Ringed Kingfisher: This is the common Kingfisher in Chile
Fire-eyed Diucon: This is a typical Tyrant Flycatcher: sitting still & looking around a lot for the next snack
Fire-eyed Diucon
White-crested Elaenia: This individual has a 'sweet-tooth' & has developed a liking for Blackberries
Austral Blackbird: Looks like a juvenile Austral Blackbird which has been attracted to a Common Diuca-finch (I can't find anything else that fits with this rusty vent) feeding at the road edge
Black-chinned Siskin: This is the only Siskin in the South of Chile
Finally, I arrived back at Castro. I was keen to find places to look at the wide channel near Castro, as one party of Birders had bumped into Chilean Dolphins. They didn't specify where they had seen this small Dolphin. I found a few places to view the channel, but I didn't have the time in the plan to allow a proper search. With limited time, it was no surprise that I failed to see any Chilean Dolphins. However, I did see a number of Birds, including some Black-necked Swans.
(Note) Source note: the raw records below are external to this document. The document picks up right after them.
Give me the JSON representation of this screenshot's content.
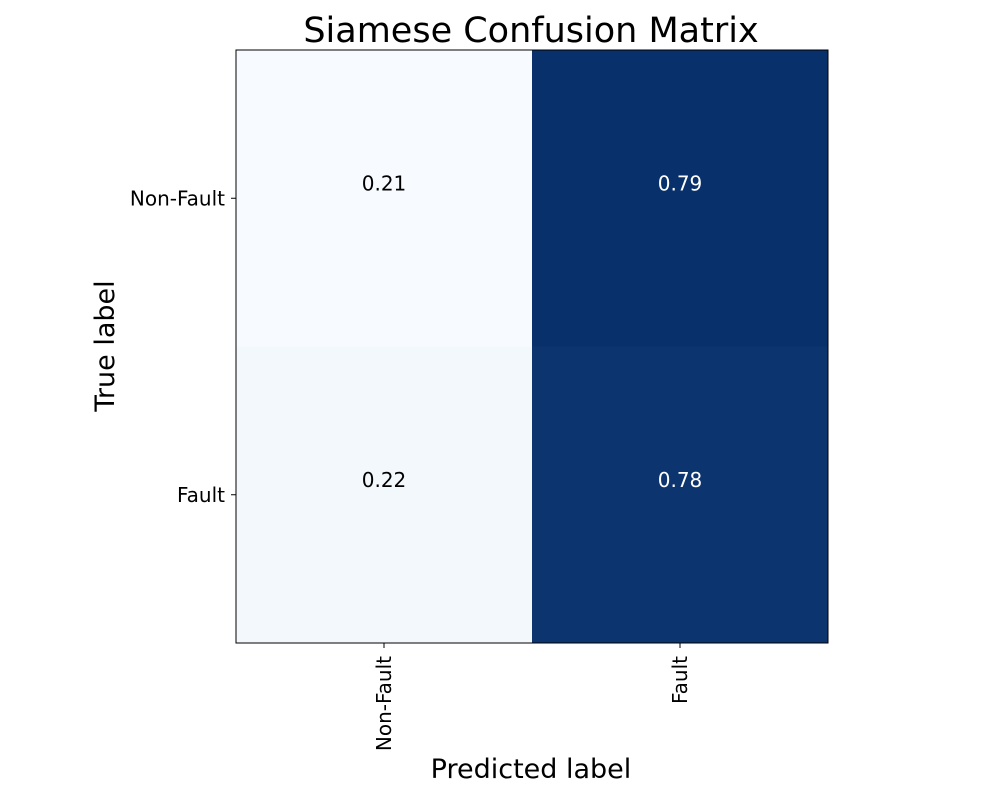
{
  "chart_data": {
    "type": "heatmap",
    "title": "Siamese Confusion Matrix",
    "xlabel": "Predicted label",
    "ylabel": "True label",
    "x_categories": [
      "Non-Fault",
      "Fault"
    ],
    "y_categories": [
      "Non-Fault",
      "Fault"
    ],
    "values": [
      [
        0.21,
        0.79
      ],
      [
        0.22,
        0.78
      ]
    ],
    "value_labels": [
      [
        "0.21",
        "0.79"
      ],
      [
        "0.22",
        "0.78"
      ]
    ],
    "colormap": "Blues",
    "color_low": "#f7fbff",
    "color_high": "#08306b",
    "text_light_color": "#ffffff",
    "text_dark_color": "#000000",
    "grid": false,
    "legend": false
  }
}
Black-necked Swan: They occur from Southern Brazil to Chile & Argentina
Black-necked Swan: The black neck makes them an easy species to identify
Black-necked Swan: Juvenile. This individual has black wing tips indicating it hadn't moulted its primaries from its juvenile plumage
It was dark by the time I reached Ancud. After some dinner, I was back out looking for Rufous-legged Owls. I had no success, but there were other sites along my route so I gave up after an hour of looking.